Sunday, October 17, 2021

Short Takes - October 2021 II

The Fever; No Time to Die; Diana


The Fever (c) Daniel Rader

Theater: The Fever 
Audible Theater 


Lili Taylor is quite a charming actor on stage, which is why she is the perfect person for the monologue play, “The Fever” by Wallace Shawn. She comes in with all the good will of the audience and by the end, we know we’ve been tricked into listening to a dark and guilt-inducing lecture on the haves and have-nots. Taylor starts by coming in with flowers and coffee, face mask in hand, and tells us about a recent visit to an unnamed country. When the word “execution” is casually dropped, you know we’re in for it. She even tells up front that the show is 90 minutes, which will be a question, she assures us, you will ask yourself as the show progresses (and she was correct). Shawn knows he has a literal captive audience, and he doesn’t tell us stories as much as describe detached, experiences of his narrator who during a feverish night at this unnamed country goes through a conscience crisis. Taylor does her best to keep the audience on her side, but even when I saw Shawn play the part many years ago, I felt intellectually challenged but in no way engaged. 



No Time to Die (c) MGM

Film: No Time to Die 
In Cinemas 


Daniel Craig knows “No Time to Die” is his fifth and last outing as James Bond, and thus he seems to invest Bond with more feelings than in previous movies. He always seemed more like a caveman in a tuxedo (relying on parkour than gadgets) unlike his suave and ironic predecessors. His love for the tragic Vesper has been his only humanizing characteristic.

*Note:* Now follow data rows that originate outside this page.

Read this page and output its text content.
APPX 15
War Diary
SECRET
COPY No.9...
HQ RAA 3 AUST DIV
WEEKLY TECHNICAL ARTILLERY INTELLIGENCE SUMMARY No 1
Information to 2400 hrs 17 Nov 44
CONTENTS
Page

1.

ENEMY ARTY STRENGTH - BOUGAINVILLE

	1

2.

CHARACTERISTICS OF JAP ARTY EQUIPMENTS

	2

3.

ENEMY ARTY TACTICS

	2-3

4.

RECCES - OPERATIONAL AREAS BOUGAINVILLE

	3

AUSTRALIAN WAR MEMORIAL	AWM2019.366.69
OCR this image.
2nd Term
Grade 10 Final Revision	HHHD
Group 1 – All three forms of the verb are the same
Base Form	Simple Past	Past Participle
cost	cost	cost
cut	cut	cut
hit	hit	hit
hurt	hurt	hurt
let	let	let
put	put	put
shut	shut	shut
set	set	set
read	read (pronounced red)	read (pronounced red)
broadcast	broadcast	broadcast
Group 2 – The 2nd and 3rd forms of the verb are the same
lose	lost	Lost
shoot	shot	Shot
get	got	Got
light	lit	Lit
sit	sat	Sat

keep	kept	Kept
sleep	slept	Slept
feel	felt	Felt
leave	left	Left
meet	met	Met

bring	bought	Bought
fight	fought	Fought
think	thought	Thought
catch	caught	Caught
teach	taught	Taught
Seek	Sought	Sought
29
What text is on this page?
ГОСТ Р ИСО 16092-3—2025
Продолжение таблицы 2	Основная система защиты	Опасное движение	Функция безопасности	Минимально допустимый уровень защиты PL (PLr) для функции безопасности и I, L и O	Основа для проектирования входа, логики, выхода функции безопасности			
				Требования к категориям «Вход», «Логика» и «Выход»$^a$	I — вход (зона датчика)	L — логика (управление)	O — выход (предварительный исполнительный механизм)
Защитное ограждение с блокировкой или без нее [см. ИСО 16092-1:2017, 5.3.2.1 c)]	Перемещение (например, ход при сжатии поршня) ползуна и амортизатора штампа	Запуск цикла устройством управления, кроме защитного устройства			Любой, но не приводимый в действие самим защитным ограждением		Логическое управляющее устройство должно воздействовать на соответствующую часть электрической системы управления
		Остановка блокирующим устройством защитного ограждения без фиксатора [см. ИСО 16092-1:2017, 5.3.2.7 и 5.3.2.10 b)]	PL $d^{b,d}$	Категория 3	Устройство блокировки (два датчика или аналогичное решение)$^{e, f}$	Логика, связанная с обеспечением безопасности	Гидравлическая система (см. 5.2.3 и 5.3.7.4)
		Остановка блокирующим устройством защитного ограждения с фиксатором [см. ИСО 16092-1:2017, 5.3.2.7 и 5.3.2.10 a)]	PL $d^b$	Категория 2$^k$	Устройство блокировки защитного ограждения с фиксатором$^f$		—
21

We’ve followed this Bond through some complicated family and work relationships, but here, we go emotionally deeper as he is now with Madeleine Swan (Léa Seydoux) whose own past may endanger our hero (and his heart, awwww). Director Cary Joji Fukunaga is the first American to direct a Bond movie and he does a credible job with the action set pieces, and an excellent job with the drama. The villain as played by Rami Malek is disappointingly weak but he’s almost an afterthought. This is Daniel Craig’s show and it’s quite an enjoyable capper to a terrific run of Bond movies. 



Diana (c) Netflix

Film: Diana 
On Netflix 


“The girl is quite the wow.” That’s how one character describes Lady Diana (Jeanna de Waal), before she becomes the Princess to Prince Charles (Roe Hartrampf). That the speaker is Camilla Parker Bowles (Erin Davie) is only one of many head-scratching choices in a musical that wants to be a sort of “Evita” (without all the embezzlement) but ends up like “Beauty’s Revenge on the Beast.” This Broadway production was in previews in March 2020 but never opened because of the pandemic shutdown, so Netflix decided to film the show without an audience. Now, the musical is making a return to Broadway a month after its Netflix premiere. The score, by Joe DiPietro and Bon Jovi keyboardist David Bryan (who previously wrote the Tony Award-winning musical, “Memphis”), does have some beautiful melodies but the lyrics are quite inadequate for the subject matter except in the case of the cello song and the James Hewitt introduction when it’s just jaw-dropping. Even with game performances by Davie and the fearless Judy Kaye as the Queen (and Diana’s step-grandmum), this musical never goes deeper than tabloid’s headlines.